On the other hand, every once in a while you get lucky and you see a band that totally blows you away live. This probably happens most often with a band you don't know real well. Maybe you've heard your friend play a song or two in the car or listened to a couple of tracks at the record store. You like what you hear, but it doesn't exactly blow you away. Then, you see the band live and it's a revelation! Suddenly you understand the hype and why your buddy cranks up the band's CD in the car all of the time.
A more rare occurrence, but one that's even more gratifying, is experiencing exhilaration when seeing a band that you think you know well. It's very easy to get a bad or lukewarm impression of a band by just hearing a song or two on the radio...or in the case of a veteran band, by just hearing an album or two.
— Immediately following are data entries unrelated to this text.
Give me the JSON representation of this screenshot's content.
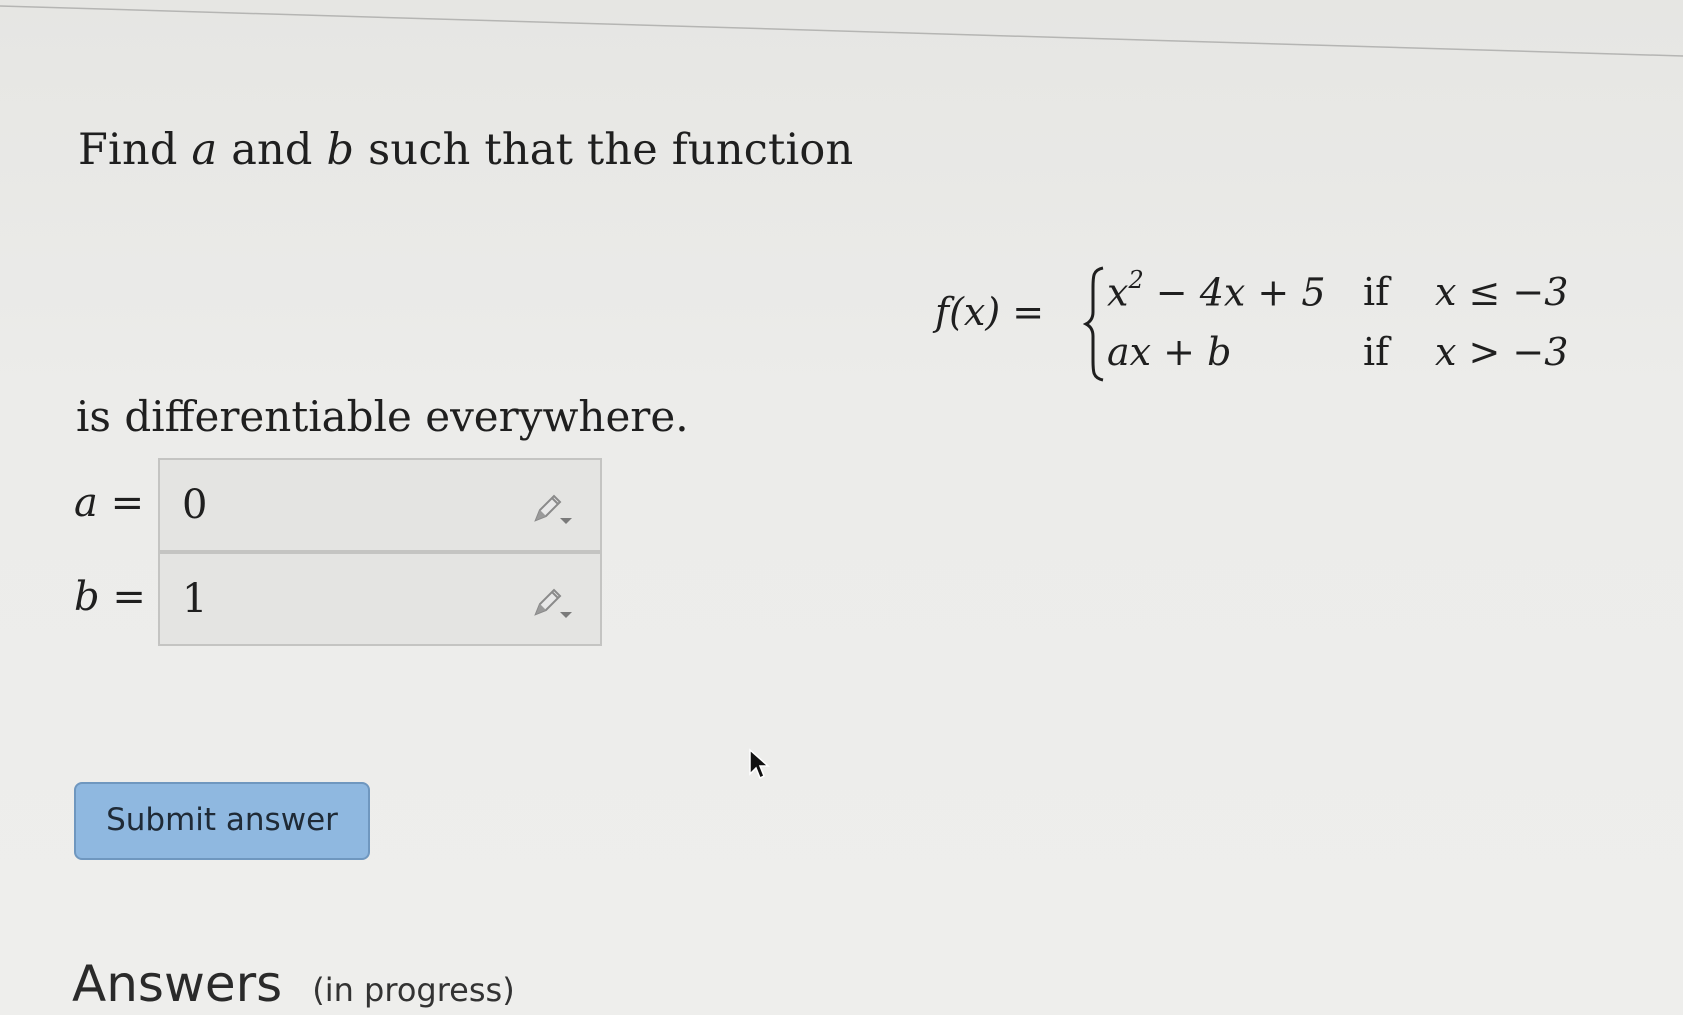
{
  "problem": {
    "intro_word1": "Find",
    "var_a": "a",
    "intro_and": "and",
    "var_b": "b",
    "intro_rest": "such that the function",
    "conclusion": "is differentiable everywhere."
  },
  "formula": {
    "lhs": "f(x) =",
    "case1_expr_base": "x",
    "case1_expr_exp": "2",
    "case1_expr_rest": " − 4x + 5",
    "case1_if": "if",
    "case1_cond": "x ≤ −3",
    "case2_expr": "ax + b",
    "case2_if": "if",
    "case2_cond": "x > −3"
  },
  "answers_form": {
    "a_label": "a =",
    "a_value": "0",
    "b_label": "b =",
    "b_value": "1"
  },
  "submit": {
    "label": "Submit answer"
  },
  "answers_section": {
    "heading": "Answers",
    "status": "(in progress)"
  },
  "icons": {
    "edit": "pencil-dropdown-icon",
    "cursor": "mouse-pointer-icon"
  },
  "colors": {
    "button_bg": "#8fb8e0",
    "input_bg": "#e4e4e2"
  }
}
Even completely irrelevant and superficial things can impede your impression of band...maybe your ex- always listened to the band... or that dork from work or class that everyone hates always wore their t-shirt...or maybe you just don't like the lead singer's hair.
However, all of that BS is erased when you see a band live and they completely rawk. This was certainly my experience (and probably the same for quite a few others) when I first saw The Flaming Lips. Sure, I had heard about them for years, but in the end I always just thought of them as the "Don't Use Jelly" one-hit wonders. Then, I saw them live and BAM!! They're now one of my favorite bands. Another similar experience that comes to mind was seeing the Eels live during the Souljacker tour. Even though the show wasn't nearly as much of an epiphany as seeing the Flaming Lips for the first time, I left the venue with significantly more respect and admiration for the band than I when I walked in. The songs that I did know sounded amazing live and the ones that I didn't know didn't send me racing for the bar. Then, out of the blue, they cranked out a seriously killer version of Missy Elliott's "Get Ur Freak On." Yes, Eels covered Missy Elliot...and yes, it fucking rawked!! Much like the Flaming Lips, I realized that the Eels (particularly band-leader "E") are actually great artists, not just washed-up former MTV buzz-bin hacks.
Unfortunately this was the experience I had watching Interpol this past Sunday. While I wouldn't call myself "fanatical" about this band, I liked their first album (2002's Turn on the Bright Lights) and am currently really digging the lead single from their latest album, Antics.
However, hearing them in concert didn't really do that much for me. I can't say that I had a bad time or that Interpol was merely "walking through their set." It was just a very average performance that didn't seem to build upon their recorded work. The songs that I recognized sounded good, but I didn't get anything new from hearing them played live. Furthermore, I don't remember hearing anything that I didn't know that caught my attention.
Don't get me wrong, I wasn't expecting a 20-minute guitar solo ala Phish during their hit "PDA," but when I see a band live I want to hear at least some variation in the live performance. You know, something like a slightly different tempo...or a bit more energy...maybe a guitar part I never noticed before...or even an extended break in the middle. But Interpol did none of these...the performance was almost textbook-like. (actually, I did notice one variation...They extended the dramatic pause during "PDA." However, it didn't really work...it just sounded forced and overly dramatic)
Then again, I think some people like it when a band doesn't vary at all from the record when playing live. Fans at this sold out show certainly weren't complaining. Everyone was singing and dancing along for most of the show with many constantly professing their love for the band...particularly uber-trendy fan favorite, Carlos D on bass. There also was an extremely annoying rash of PDA (public displays of affection) throughout the show. I don't know if this is has anything to do with the fact that Interpol's most popular song is called "PDA," or if it was just some sort of strange irony, but it was annoying nonetheless.
As I said before, I didn't exactly dislike the show nor did I develop a seriously bad impression of the band. I just won't be running out to see them play live anytime soon. From now on I'll stick to listening to their records at home where I won't be subjected to watching greasy fans making out for 60 minutes straight.